Wednesday, September 17, 2008

With a Little Help From My Friends

So I realize that I've been doing a fail job at posting. Rest assured, now I have more time to moan and complain via the interweb, so I'll definitely be posting more. Recent problems with my health (mental and physical) have sidelined a lot of things, including this blog and another blog I'm working on, but I'm back in business.
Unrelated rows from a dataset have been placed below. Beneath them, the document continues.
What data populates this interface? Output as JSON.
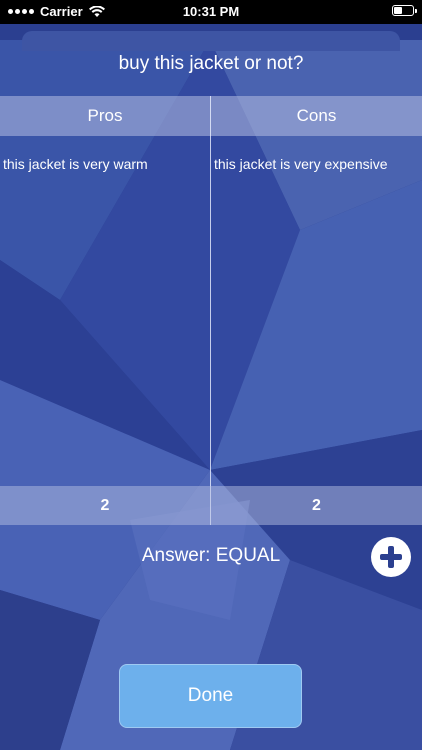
{
  "status_bar": {
    "carrier": "Carrier",
    "time": "10:31 PM"
  },
  "title": "buy this jacket or not?",
  "columns": {
    "pros": {
      "header": "Pros",
      "items": [
        "this jacket is very warm"
      ],
      "count": "2"
    },
    "cons": {
      "header": "Cons",
      "items": [
        "this jacket is very expensive"
      ],
      "count": "2"
    }
  },
  "answer": "Answer: EQUAL",
  "done_label": "Done",
  "icons": {
    "add": "plus-circle-icon",
    "wifi": "wifi-icon",
    "battery": "battery-icon"
  },
  "colors": {
    "background": "#2a3f8f",
    "done_button": "#6db0ec"
  }
}
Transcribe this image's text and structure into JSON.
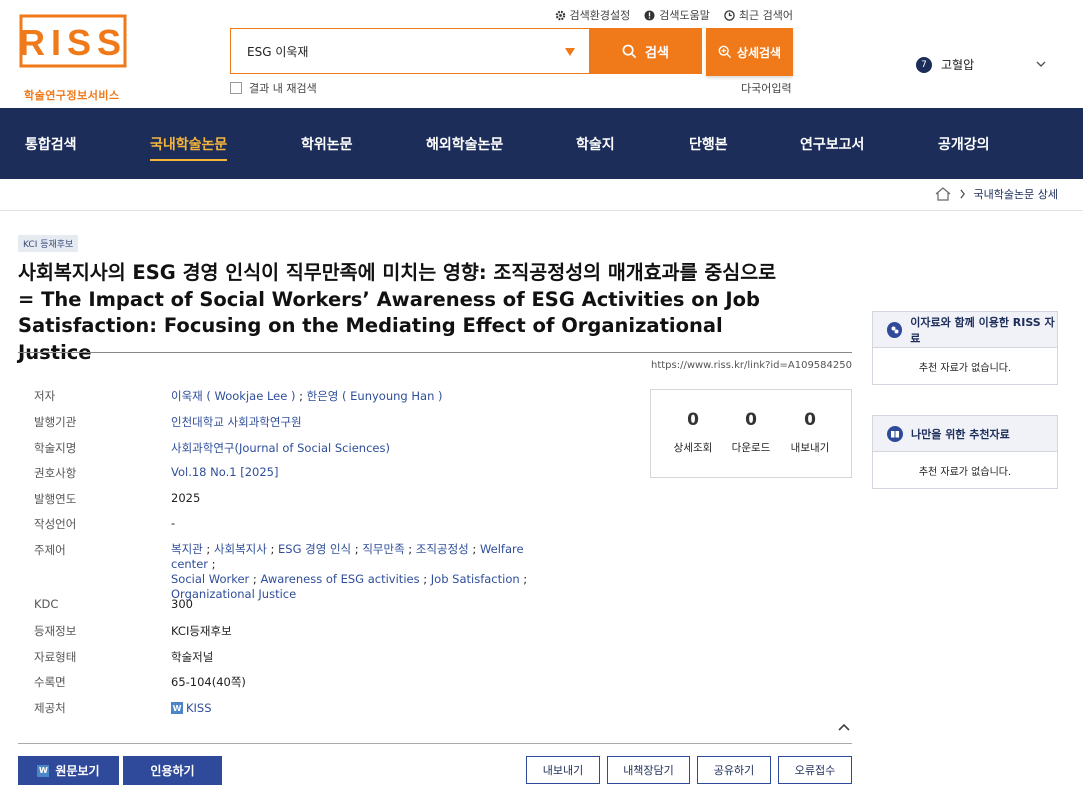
{
  "logo": {
    "text": "RISS",
    "subtitle": "학술연구정보서비스"
  },
  "utility": {
    "settings_label": "검색환경설정",
    "help_label": "검색도움말",
    "recent_label": "최근 검색어"
  },
  "search": {
    "query": "ESG 이욱재",
    "button_label": "검색",
    "advanced_label": "상세검색",
    "in_results_label": "결과 내 재검색",
    "multilang_label": "다국어입력"
  },
  "user": {
    "badge": "7",
    "name": "고혈압"
  },
  "nav": {
    "items": [
      "통합검색",
      "국내학술논문",
      "학위논문",
      "해외학술논문",
      "학술지",
      "단행본",
      "연구보고서",
      "공개강의"
    ],
    "active": "국내학술논문"
  },
  "breadcrumb": {
    "current": "국내학술논문 상세"
  },
  "article": {
    "tag": "KCI 등재후보",
    "title": "사회복지사의 ESG 경영 인식이 직무만족에 미치는 영향: 조직공정성의 매개효과를 중심으로 = The Impact of Social Workers’ Awareness of ESG Activities on Job Satisfaction: Focusing on the Mediating Effect of Organizational Justice",
    "permalink": "https://www.riss.kr/link?id=A109584250",
    "fields": {
      "author_key": "저자",
      "author1": "이욱재 ( Wookjae Lee )",
      "author2": "한은영 ( Eunyoung Han )",
      "publisher_key": "발행기관",
      "publisher": "인천대학교 사회과학연구원",
      "journal_key": "학술지명",
      "journal": "사회과학연구(Journal of Social Sciences)",
      "volume_key": "권호사항",
      "volume": "Vol.18 No.1 [2025]",
      "year_key": "발행연도",
      "year": "2025",
      "lang_key": "작성언어",
      "lang": "-",
      "keywords_key": "주제어",
      "keywords": [
        "복지관",
        "사회복지사",
        "ESG 경영 인식",
        "직무만족",
        "조직공정성",
        "Welfare center",
        "Social Worker",
        "Awareness of ESG activities",
        "Job Satisfaction",
        "Organizational Justice"
      ],
      "kdc_key": "KDC",
      "kdc": "300",
      "reg_key": "등재정보",
      "reg": "KCI등재후보",
      "type_key": "자료형태",
      "type": "학술저널",
      "pages_key": "수록면",
      "pages": "65-104(40쪽)",
      "provider_key": "제공처",
      "provider": "KISS",
      "provider_icon": "W"
    },
    "stats": [
      {
        "value": "0",
        "label": "상세조회"
      },
      {
        "value": "0",
        "label": "다운로드"
      },
      {
        "value": "0",
        "label": "내보내기"
      }
    ]
  },
  "actions": {
    "view_label": "원문보기",
    "cite_label": "인용하기",
    "export_label": "내보내기",
    "shelf_label": "내책장담기",
    "share_label": "공유하기",
    "report_label": "오류접수"
  },
  "side": {
    "panel1_title": "이자료와 함께 이용한 RISS 자료",
    "panel1_body": "추천 자료가 없습니다.",
    "panel2_title": "나만을 위한 추천자료",
    "panel2_body": "추천 자료가 없습니다."
  },
  "colors": {
    "brand_orange": "#f07a1a",
    "nav_navy": "#1c2d5a",
    "link_blue": "#2f4e9a",
    "nav_active": "#f5b53a"
  }
}
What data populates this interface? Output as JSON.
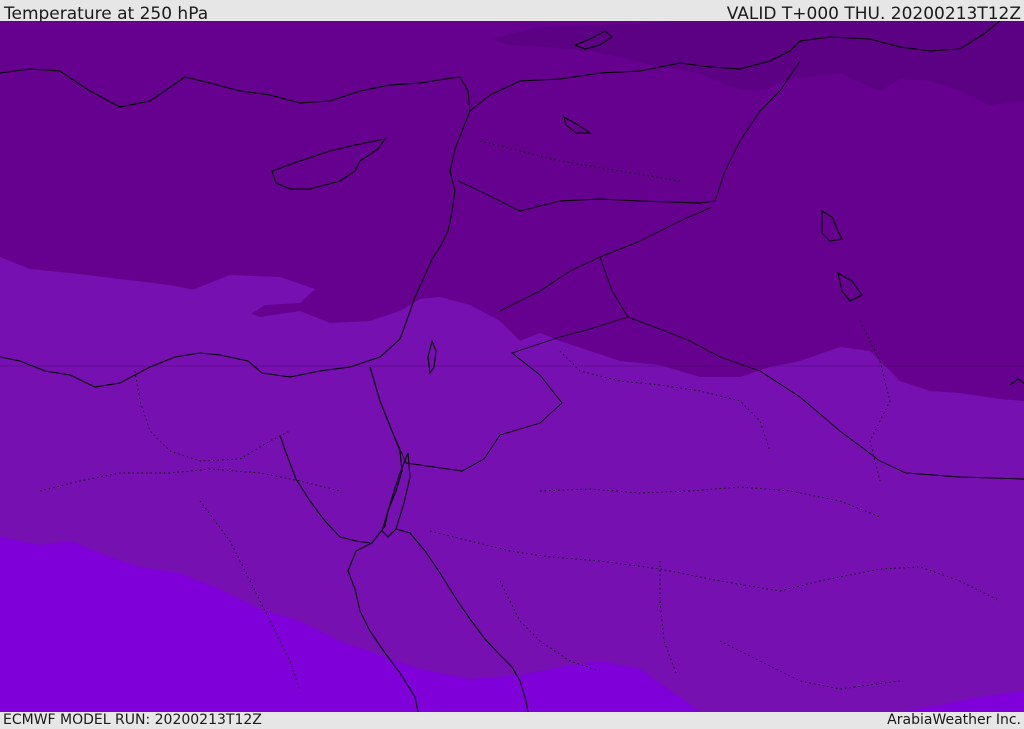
{
  "header": {
    "title": "Temperature at 250 hPa",
    "valid": "VALID T+000 THU. 20200213T12Z"
  },
  "footer": {
    "model_run": "ECMWF MODEL RUN: 20200213T12Z",
    "credit": "ArabiaWeather Inc."
  },
  "map": {
    "colors": {
      "band_darkest": "#5c0084",
      "band_dark": "#66008f",
      "band_mid": "#7610b0",
      "band_bright": "#7f00d9",
      "coastline": "#000000",
      "border": "#000000"
    }
  }
}
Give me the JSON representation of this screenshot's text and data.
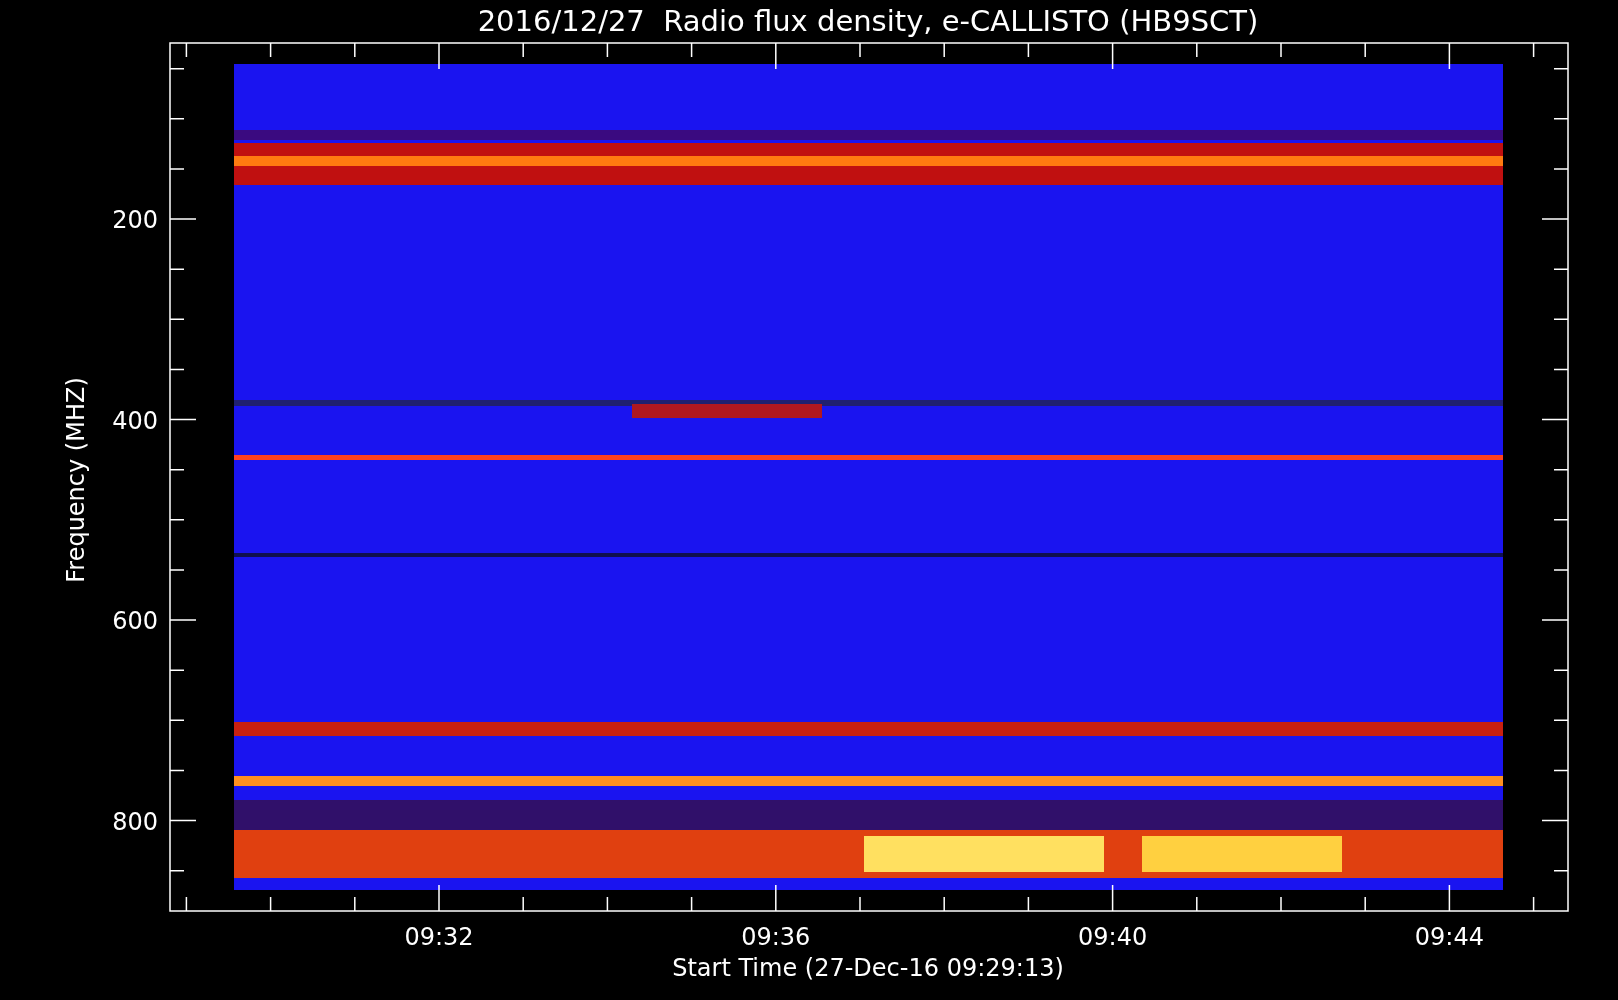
{
  "title": "2016/12/27  Radio flux density, e-CALLISTO (HB9SCT)",
  "y_axis": {
    "label": "Frequency (MHZ)",
    "tick_labels": [
      "200",
      "400",
      "600",
      "800"
    ]
  },
  "x_axis": {
    "label": "Start Time (27-Dec-16 09:29:13)",
    "tick_labels": [
      "09:32",
      "09:36",
      "09:40",
      "09:44"
    ]
  }
}
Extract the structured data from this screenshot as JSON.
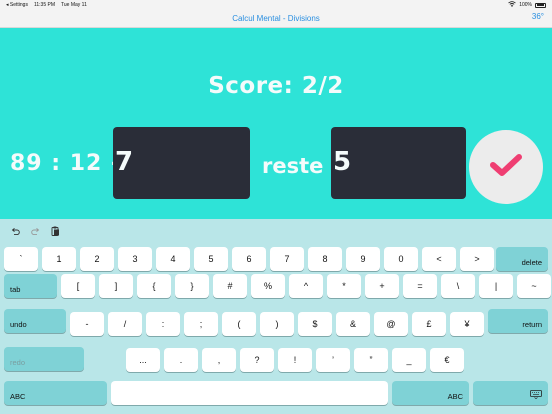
{
  "status": {
    "carrier": "◂ Settings",
    "time": "11:35 PM",
    "date": "Tue May 11",
    "battery": "100%"
  },
  "nav": {
    "title": "Calcul Mental - Divisions",
    "angle": "36°"
  },
  "game": {
    "score": "Score: 2/2",
    "question": "89 : 12 ->",
    "quotient_value": "7",
    "remainder_label": "reste",
    "remainder_value": "5"
  },
  "colors": {
    "main_bg": "#2ee3d7",
    "box": "#2a2d38",
    "check": "#ef3e72",
    "keyboard": "#b9e6e8",
    "special_key": "#7fd2d6"
  },
  "icons": {
    "undo": "undo-icon",
    "redo": "redo-icon",
    "paste": "clipboard-icon",
    "check": "checkmark-icon",
    "hide": "keyboard-icon"
  },
  "keyboard": {
    "row1": [
      "`",
      "1",
      "2",
      "3",
      "4",
      "5",
      "6",
      "7",
      "8",
      "9",
      "0",
      "<",
      ">"
    ],
    "row1_action": "delete",
    "row2_action": "tab",
    "row2": [
      "[",
      "]",
      "{",
      "}",
      "#",
      "%",
      "^",
      "*",
      "+",
      "=",
      "\\",
      "|",
      "~"
    ],
    "row3_action": "undo",
    "row3": [
      "-",
      "/",
      ":",
      ";",
      "(",
      ")",
      "$",
      "&",
      "@",
      "£",
      "¥"
    ],
    "row3_return": "return",
    "row4_action": "redo",
    "row4": [
      "...",
      ".",
      ",",
      "?",
      "!",
      "’",
      "”",
      "_",
      "€"
    ],
    "row5_left": "ABC",
    "row5_right": "ABC"
  }
}
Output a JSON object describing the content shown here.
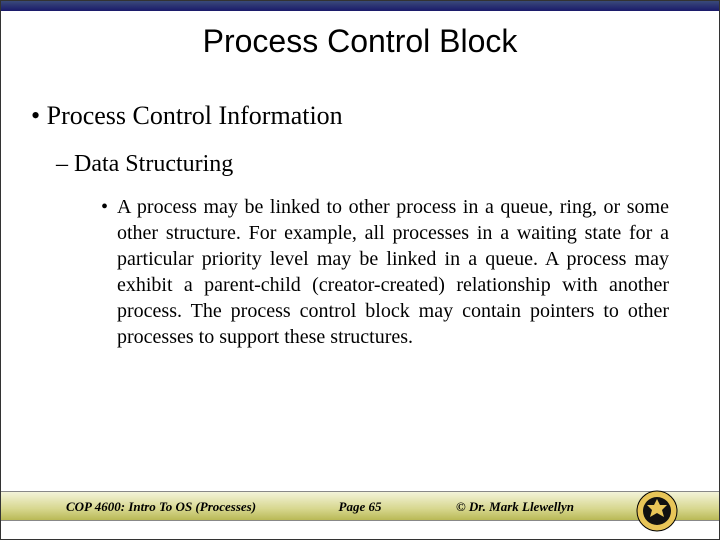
{
  "title": "Process Control Block",
  "bullet_l1_marker": "•",
  "bullet_l1_text": "Process Control Information",
  "bullet_l2_marker": "–",
  "bullet_l2_text": "Data Structuring",
  "bullet_l3_marker": "•",
  "bullet_l3_text": "A process may be linked to other process in a queue, ring, or some other structure. For example, all processes in a waiting state for a particular priority level may be linked in a queue. A process may exhibit a parent-child (creator-created) relationship with another process. The process control block may contain pointers to other processes to support these structures.",
  "footer": {
    "course": "COP 4600: Intro To OS  (Processes)",
    "page": "Page 65",
    "author": "© Dr. Mark Llewellyn"
  }
}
House premiered last night, and a bunch of my friends came over to watch it with us (my roommate and I). There was an attempt of sabotage from someone that I despise (I will refer to this person as Das Weibcheneselgesicht for the purpose of not getting sued), but as usual she failed to succeed. Everyone, except for Der Fliegende Holländer, joined us to watch the lovely Gregory House be himself, a lovable douchbag. I love Hugh Laurie, so if he's in, I'll watch it. I even saw that horrible new movie with Keneau Reeves because he had a supporting role in it. The show was as epically awesome as ever. The ending of the episode made me want to cry a bit, but I managed not to bust a tear.

It made me realize how decent of a person I must be, as compared to House. Actually, the isn't really all that hard, but I it really got me to thinking. I have a lot of friends that actually want to hang out with me or talk to me on a regular basis. Poor House, and some other people I know, don't have that. I don't know what I would do with my friends. After what happened last week (a mini mental breakdown), I really appreciate what all of my Athens crew are doing to help me get better. Thanks everyone.